Henry made a gesture that took in Jamie’s appearance. “Well, if this is what you call healing, I’d hate to see what hurting is.”
Jamie sighed and passed a hand across his face. The veins on the back of his hand stood out like blue cords.
“Are you hurt, Uncle Jamie?” asked Isabelle worriedly.
“Everybody was hurt some in the war, little Bella. But I’ll be all right. Do you know what bella means?” She shook her head. “It’s Italian for ‘beautiful one.’ I think that’s what I’ll call you from now on. Would you like that, Bella?”
“Yes, Uncle Jamie!”
I would heal him, I thought. I would cook food to strengthen him, play music to soothe him, tell stories to make him smile. Not the weary smile he wore tonight, but the radiant, reckless grin he’d given me on the dance floor of the Peabody Hotel so many years before.

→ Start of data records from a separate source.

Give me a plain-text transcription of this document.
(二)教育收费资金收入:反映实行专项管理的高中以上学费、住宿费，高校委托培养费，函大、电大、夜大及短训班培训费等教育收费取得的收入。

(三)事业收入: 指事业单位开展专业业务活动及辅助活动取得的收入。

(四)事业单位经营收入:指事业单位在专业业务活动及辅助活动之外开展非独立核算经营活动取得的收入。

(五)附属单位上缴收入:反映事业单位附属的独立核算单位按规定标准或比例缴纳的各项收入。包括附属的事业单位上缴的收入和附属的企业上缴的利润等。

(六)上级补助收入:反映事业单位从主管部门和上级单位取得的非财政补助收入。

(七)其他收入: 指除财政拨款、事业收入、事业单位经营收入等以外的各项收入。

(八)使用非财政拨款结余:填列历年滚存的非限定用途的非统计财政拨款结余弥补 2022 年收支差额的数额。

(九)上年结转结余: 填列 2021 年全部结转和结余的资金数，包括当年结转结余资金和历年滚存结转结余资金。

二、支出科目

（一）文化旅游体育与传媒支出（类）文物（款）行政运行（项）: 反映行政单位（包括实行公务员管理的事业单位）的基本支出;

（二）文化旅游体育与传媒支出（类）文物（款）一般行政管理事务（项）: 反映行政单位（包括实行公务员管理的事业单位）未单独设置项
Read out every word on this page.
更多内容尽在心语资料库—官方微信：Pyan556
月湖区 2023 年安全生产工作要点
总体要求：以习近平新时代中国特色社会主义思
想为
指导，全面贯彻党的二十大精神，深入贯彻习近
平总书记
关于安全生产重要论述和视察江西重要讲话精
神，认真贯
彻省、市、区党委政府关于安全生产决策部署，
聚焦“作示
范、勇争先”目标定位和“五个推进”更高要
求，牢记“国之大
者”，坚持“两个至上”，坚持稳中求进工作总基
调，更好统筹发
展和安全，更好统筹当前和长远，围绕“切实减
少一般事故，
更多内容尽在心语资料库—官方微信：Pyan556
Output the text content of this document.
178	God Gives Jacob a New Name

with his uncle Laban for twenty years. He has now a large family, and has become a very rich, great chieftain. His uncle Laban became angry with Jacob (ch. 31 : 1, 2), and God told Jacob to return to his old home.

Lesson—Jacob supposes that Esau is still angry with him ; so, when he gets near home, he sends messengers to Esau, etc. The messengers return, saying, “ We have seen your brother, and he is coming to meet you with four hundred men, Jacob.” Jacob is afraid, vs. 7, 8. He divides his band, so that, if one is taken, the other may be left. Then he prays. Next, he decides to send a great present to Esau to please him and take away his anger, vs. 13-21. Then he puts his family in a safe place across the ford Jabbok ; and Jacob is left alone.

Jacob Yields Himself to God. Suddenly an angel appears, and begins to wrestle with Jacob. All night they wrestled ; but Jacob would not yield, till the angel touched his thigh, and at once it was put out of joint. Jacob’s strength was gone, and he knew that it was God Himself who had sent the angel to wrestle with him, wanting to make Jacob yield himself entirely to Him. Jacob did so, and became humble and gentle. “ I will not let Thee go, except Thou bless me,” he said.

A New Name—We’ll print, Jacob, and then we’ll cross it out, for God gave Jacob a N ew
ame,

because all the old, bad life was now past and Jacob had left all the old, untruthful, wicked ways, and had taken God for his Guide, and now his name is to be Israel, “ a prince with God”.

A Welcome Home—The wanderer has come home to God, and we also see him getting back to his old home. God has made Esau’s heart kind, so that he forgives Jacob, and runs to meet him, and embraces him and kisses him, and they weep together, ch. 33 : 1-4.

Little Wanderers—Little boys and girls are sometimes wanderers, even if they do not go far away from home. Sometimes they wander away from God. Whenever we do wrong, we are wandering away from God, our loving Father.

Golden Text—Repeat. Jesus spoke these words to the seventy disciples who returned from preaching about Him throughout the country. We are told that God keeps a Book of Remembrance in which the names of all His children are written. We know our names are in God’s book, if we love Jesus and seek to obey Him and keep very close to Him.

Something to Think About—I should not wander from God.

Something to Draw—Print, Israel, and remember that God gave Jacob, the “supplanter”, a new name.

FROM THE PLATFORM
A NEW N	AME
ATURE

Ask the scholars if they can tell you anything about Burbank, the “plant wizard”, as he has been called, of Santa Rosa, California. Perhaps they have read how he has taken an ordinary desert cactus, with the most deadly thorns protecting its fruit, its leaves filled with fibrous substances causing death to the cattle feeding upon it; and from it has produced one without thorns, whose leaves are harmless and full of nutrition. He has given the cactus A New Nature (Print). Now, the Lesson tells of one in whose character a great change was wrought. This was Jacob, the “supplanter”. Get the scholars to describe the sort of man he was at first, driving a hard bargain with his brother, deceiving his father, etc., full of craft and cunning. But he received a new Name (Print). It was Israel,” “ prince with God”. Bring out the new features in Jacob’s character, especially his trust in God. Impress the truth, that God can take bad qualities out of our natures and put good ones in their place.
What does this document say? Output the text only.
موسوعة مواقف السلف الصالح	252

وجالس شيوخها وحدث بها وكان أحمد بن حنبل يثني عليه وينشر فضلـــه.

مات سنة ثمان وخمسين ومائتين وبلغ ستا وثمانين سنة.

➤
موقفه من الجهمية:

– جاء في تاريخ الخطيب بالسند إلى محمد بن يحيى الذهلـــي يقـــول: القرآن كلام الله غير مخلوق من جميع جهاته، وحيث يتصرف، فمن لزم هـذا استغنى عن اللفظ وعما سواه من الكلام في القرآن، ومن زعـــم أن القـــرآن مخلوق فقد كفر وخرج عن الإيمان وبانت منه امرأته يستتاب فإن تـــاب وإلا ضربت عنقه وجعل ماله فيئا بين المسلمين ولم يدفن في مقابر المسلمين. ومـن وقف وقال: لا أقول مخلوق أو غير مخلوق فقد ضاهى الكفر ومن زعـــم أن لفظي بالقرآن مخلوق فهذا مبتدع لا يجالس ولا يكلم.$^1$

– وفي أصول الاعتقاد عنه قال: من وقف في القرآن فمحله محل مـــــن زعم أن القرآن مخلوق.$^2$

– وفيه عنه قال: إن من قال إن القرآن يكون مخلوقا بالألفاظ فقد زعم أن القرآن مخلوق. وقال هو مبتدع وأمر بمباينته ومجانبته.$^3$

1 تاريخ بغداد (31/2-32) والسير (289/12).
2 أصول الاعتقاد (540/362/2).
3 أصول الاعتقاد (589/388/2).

The war had dimmed him, but I would bring him back to himself.
HENRY
THE WAR BROKE my brother—in his head, where no one could see it. Never mind all his clever banter, his flirting with Laura and the girls. I could tell he wasn’t right the second I saw him. He was thin and jittery, and his eyes had a haunted look I recognized from my own time in the Army. I knew too well what kind of sights they were seeing when he shut them at night.